San Francisco y el lobo de Gubbio Cómo San Francisco amansó, por virtud divina, un lobo ferocísimo
(Florecillas de San Francisco, Capítulo XXI)
En el tiempo en que San Francisco moraba en la ciudad de Gubbio, apareció en la comarca un
grandísimo lobo, terrible y feroz, que no sólo devoraba los animales, sino también a los hombres;
hasta el punto de que tenía aterrorizados a todos los habitantes, porque muchas veces se
acercaba a la ciudad. Todos iban armados cuando salían de la ciudad, como si fueran a la guerra;
y aun así, quien topaba con él estando solo no podía defenderse. Era tal el terror, que nadie
se aventuraba a salir de la ciudad.
San Francisco, movido a compasión de la gente del pueblo, quiso salir a enfrentarse con el lobo,
desatendiendo los consejos de los habitantes, que querían a todo trance disuadirle. Y, haciendo
la señal de la cruz, salió fuera del pueblo con sus compañeros, puesta en Dios toda su confianza.

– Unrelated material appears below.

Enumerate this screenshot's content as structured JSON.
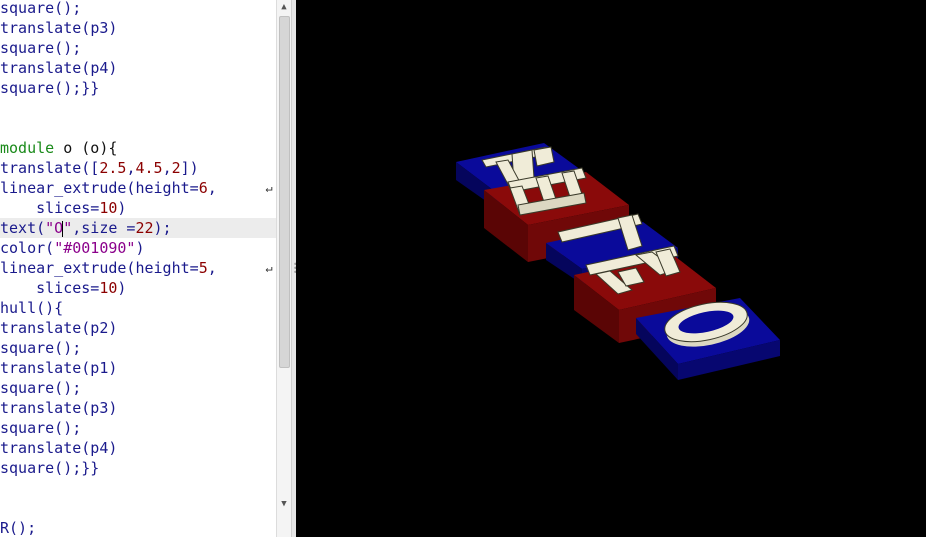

Como los compañeros vacilaran en seguir adelante, San Francisco se encaminó resueltamente hacia
el lugar donde estaba el lobo. Cuando he aquí que, a la vista de muchos de los habitantes, que
habían seguido en gran número para ver este milagro, el lobo avanzó al encuentro de San Francisco
con la boca abierta; acercándose a él, San Francisco le hizo la señal de la cruz, lo llamó a sí y le dijo:
-- ¡Ven aquí, hermano lobo! Yo te mando, de parte de Cristo, que no hagas daño ni a mí ni a nadie.

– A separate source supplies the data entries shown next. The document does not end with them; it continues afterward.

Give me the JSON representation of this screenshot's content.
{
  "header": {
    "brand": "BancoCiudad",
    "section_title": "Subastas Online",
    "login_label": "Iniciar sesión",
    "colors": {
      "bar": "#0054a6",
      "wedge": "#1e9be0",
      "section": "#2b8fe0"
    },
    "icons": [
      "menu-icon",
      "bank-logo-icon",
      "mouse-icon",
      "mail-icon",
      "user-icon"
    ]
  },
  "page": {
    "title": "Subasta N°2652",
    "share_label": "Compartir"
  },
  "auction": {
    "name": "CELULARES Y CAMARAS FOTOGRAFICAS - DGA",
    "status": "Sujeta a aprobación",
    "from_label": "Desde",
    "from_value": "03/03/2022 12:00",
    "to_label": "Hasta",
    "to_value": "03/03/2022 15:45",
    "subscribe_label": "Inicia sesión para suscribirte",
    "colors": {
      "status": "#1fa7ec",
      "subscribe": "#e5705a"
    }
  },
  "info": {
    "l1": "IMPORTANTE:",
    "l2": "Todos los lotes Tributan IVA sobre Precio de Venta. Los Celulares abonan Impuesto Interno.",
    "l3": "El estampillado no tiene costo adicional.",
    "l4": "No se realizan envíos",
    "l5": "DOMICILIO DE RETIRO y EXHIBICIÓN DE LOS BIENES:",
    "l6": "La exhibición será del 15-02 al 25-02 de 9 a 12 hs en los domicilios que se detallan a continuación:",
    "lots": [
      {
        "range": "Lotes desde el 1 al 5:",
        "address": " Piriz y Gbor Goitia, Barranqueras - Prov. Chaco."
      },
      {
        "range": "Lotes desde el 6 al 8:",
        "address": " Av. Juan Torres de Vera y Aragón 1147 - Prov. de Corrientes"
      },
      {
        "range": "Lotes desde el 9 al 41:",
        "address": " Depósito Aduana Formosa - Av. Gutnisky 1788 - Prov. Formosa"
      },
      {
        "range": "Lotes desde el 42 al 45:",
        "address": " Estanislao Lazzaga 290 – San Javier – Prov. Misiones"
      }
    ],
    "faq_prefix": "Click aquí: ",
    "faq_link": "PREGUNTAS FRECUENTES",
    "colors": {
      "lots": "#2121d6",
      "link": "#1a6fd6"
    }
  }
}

¡Cosa admirable! Apenas trazó la cruz San Francisco, el terrible lobo cerró la boca, dejó de correr
y, obedeciendo la orden, se acercó mansamente, como un cordero, y se echó a los pies
de San Francisco. Entonces, San Francisco le habló en estos términos:
-- Hermano lobo, tú estás haciendo daño en esta comarca, has causado grandísimos males,
maltratando y matando las criaturas de Dios sin su permiso; y no te has contentado con
matar y devorar las bestias, sino que has tenido el atrevimiento de dar muerte y causar daño
a los hombres, hechos a imagen de Dios. Por todo ello has merecido la horca como ladrón
y homicida malvado. Toda la gente grita y murmura contra ti y toda la ciudad es enemiga tuya.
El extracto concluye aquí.